THE Bureau of Internal Revenue (BIR) failed to hit its September collection goal as a result of lower sales of the Treasury bonds and bills for the period, resulting in a P496-million shortfall.
Internal Revenue Commissioner Kim Henares said the agency collected only P66.55 billion for the month against its target of P67.04 billion.
“Our shortfall is slight, at only 1.14 percent of total collections, but it is a shortfall nevertheless. We will have to work even harder in the last three months of the year in order to meet our target,” Henares said in a press conference. “It is evident that there are still people who continue to pay less tax than what they are supposed to under the law.
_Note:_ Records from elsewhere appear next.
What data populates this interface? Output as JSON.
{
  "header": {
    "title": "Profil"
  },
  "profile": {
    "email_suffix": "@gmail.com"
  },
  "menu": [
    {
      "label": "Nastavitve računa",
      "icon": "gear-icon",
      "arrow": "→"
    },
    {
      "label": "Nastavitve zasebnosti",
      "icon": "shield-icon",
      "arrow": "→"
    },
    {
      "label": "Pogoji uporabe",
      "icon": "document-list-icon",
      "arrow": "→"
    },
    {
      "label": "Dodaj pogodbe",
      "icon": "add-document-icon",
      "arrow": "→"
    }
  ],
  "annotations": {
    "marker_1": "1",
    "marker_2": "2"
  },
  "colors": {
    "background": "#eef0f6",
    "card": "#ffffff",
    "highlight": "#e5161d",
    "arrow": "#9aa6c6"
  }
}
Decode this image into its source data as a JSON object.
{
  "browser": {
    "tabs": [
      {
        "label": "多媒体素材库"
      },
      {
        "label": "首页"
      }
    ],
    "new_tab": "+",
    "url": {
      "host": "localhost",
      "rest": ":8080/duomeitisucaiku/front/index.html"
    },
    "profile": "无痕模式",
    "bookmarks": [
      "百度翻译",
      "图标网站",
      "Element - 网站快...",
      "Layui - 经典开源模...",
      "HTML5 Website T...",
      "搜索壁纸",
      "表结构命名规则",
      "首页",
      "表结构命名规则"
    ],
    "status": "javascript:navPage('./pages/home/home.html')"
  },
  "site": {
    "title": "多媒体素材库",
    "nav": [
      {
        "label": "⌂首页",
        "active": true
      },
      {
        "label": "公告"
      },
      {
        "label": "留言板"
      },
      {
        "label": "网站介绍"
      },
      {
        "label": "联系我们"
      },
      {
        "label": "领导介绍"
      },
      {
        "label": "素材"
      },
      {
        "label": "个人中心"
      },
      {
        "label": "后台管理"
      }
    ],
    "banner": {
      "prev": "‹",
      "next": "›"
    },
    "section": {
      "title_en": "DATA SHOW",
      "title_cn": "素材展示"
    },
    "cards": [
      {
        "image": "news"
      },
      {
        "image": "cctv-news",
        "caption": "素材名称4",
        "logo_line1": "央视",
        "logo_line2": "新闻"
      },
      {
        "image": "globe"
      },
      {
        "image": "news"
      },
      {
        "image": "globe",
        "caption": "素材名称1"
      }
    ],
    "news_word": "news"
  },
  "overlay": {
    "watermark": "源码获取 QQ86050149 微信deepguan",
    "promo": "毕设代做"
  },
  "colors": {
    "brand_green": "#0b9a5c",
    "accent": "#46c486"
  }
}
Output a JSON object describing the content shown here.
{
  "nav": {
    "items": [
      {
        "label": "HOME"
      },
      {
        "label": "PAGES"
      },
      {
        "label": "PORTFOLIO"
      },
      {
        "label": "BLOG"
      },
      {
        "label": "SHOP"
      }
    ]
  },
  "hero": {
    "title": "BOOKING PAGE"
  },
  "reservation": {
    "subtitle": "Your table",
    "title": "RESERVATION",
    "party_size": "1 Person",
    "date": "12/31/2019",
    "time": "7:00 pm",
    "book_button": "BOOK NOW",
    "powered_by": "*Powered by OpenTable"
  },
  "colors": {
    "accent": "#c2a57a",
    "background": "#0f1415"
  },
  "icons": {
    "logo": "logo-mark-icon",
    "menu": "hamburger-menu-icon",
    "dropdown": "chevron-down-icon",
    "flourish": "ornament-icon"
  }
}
It is only fair to those paying correctly that we run after those who do not.”
If the Bureau of the Treasury floated bonds as scheduled for the month, the BIR’s collection would have had a surplus of about P1 billion, Henares said.
The Treasury was scheduled to sell in September some P36 billion worth of T-bills and T-bonds, but it managed to award only P33.9 billion of debt after a series of rejections, especially for the short-term paper.
Of the P67.04-billion target of the BIR for the month, P62.91 billion should have come from its operations. Henares said BIR collection from operations amounted to P63.44 billion, or P521 million more than the goal, or a growth of 12 percent or P6.79 billion from last year’s revenues.
“Actual taxes collected during the month kept pace with the target, missing by just a slight margin of 0.7 percent,” Henares said.
From January to September, the BIR, the government’s largest revenue-collection agency, generated a total of P686.26 billion, short of its target by P7.89 billion, or more than 1 percent, for the first nine months of the year. Compared with last year’s figure, the BIR’s collection for the nine-month period posted an excess of P78.93 billion or a growth rate of 13 percent.
Actual collections from January to September 2010 amounted to P607.33 billion.